I was planning to attach the treads with screws through the stringer, but I've been wondering if this, combined with having to route the holes with some play to assemble the staircase, could cause creaking. How does it work with your method of screwing/nailing the treads upwards into the stringer? It sounds a bit like forcing the treads upwards, which are then pushed downwards when you walk on the stairs.

The staircase (which is made of pine) will be painted, so in fact, the paint will probably occupy additional space in the routed mounting holes - that notch may not be such a bad idea...

XXX
 
Hello,
Replying here as I don't want to be used as a free consultant if not everyone can read.
The way stairs are made has changed somewhat. I'll try to explain what differs and why you have to choose a path.

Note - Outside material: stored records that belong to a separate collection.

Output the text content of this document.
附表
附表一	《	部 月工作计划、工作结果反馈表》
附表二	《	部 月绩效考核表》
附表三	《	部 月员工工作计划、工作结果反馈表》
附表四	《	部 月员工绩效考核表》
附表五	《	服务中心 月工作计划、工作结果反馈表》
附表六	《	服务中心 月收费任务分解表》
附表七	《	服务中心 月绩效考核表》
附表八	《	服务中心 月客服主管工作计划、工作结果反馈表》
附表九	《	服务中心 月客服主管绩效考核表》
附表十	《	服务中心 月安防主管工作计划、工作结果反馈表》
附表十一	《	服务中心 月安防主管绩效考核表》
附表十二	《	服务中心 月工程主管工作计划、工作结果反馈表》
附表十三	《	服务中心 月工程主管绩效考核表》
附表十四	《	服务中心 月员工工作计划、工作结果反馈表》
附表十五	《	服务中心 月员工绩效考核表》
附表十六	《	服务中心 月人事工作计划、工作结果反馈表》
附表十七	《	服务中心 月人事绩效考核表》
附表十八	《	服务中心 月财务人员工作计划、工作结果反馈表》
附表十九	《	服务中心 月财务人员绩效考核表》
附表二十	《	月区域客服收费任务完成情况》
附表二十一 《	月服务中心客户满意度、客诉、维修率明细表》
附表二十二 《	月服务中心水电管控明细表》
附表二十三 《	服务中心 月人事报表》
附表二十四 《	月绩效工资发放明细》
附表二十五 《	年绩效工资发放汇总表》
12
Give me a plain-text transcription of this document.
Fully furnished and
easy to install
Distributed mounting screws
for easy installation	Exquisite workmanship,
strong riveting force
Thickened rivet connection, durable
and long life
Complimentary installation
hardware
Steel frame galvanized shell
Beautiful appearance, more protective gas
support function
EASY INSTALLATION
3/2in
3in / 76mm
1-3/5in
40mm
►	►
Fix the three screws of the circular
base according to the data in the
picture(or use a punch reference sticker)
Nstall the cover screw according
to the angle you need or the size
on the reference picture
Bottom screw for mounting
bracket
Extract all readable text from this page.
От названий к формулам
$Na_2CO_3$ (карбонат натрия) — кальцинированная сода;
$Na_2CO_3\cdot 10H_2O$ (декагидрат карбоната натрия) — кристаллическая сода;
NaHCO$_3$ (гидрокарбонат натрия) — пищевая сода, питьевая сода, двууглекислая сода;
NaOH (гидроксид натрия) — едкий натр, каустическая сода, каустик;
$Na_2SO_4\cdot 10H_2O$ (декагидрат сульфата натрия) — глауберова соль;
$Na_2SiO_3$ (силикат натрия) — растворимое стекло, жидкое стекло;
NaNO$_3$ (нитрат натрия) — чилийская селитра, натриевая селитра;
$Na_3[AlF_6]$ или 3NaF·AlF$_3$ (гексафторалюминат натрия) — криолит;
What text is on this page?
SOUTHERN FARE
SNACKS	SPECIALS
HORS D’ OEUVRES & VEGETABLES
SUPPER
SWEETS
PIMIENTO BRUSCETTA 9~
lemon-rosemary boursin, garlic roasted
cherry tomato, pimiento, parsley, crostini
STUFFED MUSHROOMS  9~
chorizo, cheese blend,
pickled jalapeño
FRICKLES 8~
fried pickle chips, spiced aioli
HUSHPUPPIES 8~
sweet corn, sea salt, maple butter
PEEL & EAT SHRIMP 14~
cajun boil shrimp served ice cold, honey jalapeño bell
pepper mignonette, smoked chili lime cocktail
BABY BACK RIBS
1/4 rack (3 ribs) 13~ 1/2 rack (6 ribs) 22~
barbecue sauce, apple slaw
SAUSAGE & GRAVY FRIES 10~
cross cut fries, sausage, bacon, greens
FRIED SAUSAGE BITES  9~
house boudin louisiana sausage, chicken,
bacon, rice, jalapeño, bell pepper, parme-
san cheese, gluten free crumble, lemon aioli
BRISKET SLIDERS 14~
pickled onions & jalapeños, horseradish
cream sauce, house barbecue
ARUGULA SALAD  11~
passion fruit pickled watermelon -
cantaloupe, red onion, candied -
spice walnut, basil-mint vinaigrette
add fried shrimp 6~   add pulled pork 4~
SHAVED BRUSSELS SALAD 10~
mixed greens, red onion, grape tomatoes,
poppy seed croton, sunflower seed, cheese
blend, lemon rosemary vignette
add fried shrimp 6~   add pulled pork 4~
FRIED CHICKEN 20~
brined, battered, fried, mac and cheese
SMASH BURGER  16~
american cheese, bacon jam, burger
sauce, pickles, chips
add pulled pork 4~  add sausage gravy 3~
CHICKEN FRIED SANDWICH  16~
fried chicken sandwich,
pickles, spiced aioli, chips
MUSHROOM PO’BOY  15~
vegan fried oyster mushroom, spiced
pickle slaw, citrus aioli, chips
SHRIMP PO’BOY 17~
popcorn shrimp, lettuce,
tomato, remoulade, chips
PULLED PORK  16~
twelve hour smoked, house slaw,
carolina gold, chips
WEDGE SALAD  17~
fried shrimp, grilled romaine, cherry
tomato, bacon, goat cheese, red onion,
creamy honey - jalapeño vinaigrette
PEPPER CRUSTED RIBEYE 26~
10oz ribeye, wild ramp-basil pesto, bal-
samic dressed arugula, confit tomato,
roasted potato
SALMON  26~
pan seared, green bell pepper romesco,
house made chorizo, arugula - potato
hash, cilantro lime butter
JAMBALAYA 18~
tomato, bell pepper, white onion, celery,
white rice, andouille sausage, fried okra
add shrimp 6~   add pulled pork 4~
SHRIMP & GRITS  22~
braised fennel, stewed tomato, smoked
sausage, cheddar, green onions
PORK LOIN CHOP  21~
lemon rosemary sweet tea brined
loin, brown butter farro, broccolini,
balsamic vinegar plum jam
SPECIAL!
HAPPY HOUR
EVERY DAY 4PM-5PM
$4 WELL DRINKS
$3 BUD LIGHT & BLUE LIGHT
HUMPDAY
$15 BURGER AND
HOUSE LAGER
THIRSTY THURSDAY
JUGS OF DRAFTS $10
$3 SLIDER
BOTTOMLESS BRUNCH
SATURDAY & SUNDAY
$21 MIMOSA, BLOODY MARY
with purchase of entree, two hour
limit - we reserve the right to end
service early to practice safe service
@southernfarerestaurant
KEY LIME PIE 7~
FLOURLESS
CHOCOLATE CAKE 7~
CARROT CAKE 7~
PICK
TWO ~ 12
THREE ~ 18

A little staircase mechanics.

First, a direct answer to your question about how to skew nail.
The nail/screw is driven in diagonally/upward deep in the corner. The purpose is not to lock the step firmly. On the contrary, the method allows the step to flex a little.
Diagram illustrating stair construction: Figure A shows rigid stair attachment causing wood bending; Figure B shows looser attachment allowing movement.
Figure A
With the method you intended to use. To screw directly into the tread through the stringer. Then the idea is to make everything as rigid and tightly joined as possible so that no wood will ever rub against other wood.

Figure B
With my method, everything should be able to move.

Figure A
If the steps are rigidly mounted in the stringer so they can't move at all (theoretical reasoning). If the step is then loaded to the point it bends. Then the stringer will be forced to follow the flex. See the red arrows and the exaggerated bending.

Fig B
If the tread isn't rigidly mounted, the dowels will slide slightly in and out if the step is loaded to the point it bends.

Figure A
Building stairs according to Fig A assumes you're completely sure that glue and screws can withstand any stresses, and that wood can be glued to wood in any grain direction. In a staircase, the wood is oriented in all possible directions. I may be pessimistic about the joining of parts in wood in complex structures exposed to point loads. Theoretically, one might consider increasing the thickness of the treads until they barely bend and reduce the dimension of the stringer so it bends more easily, thus reducing the load on the actual attachment of the step. At some point, the bending becomes irrelevant. Perhaps that's why modern stairs are so bulky and coarse.

If the entire staircase is rigid and, in a distant future, some joints or screws fail (in my experience just a matter of time). Then the staircase will start to creak. Not entirely sure here, but I assume the creaking could get worse as the joints that still hold together can transmit movements from other steps in the staircase to the joints that have loosened.

Fig B
On the other hand, the old way also seems to work. That system is designed to allow wood to behave like wood. The dowels of the treads should fit easily but without play. Or... a little play on any given step doesn't matter. With skew nailing, the step will rest entirely on the lower surface after someone has stood on the step at one point. Under load/flex, the top of the dowel won't press against the wood. The risk of creaking is reduced.

Regards,
Findus

PS. Built a gigantic wooden staircase between two floors in an office. From the top, a long leg with 14 steps to a landing. From there, another 8 steps. Some time after installation, the darn thing started to creak. And it wasn't a small charming creak but enough that you could see vibrations in a coffee cup held in hand. Sent there to troubleshoot.
The staircase was mounted freely a few mm from the wall along the long leg. When the wood adapted to the environment, both stringers got a slight bow towards the wall and started to rub. Managed to retrofit a support under the stringer where it met the wall. The moral is that anything can go wrong when you least expect it. DS.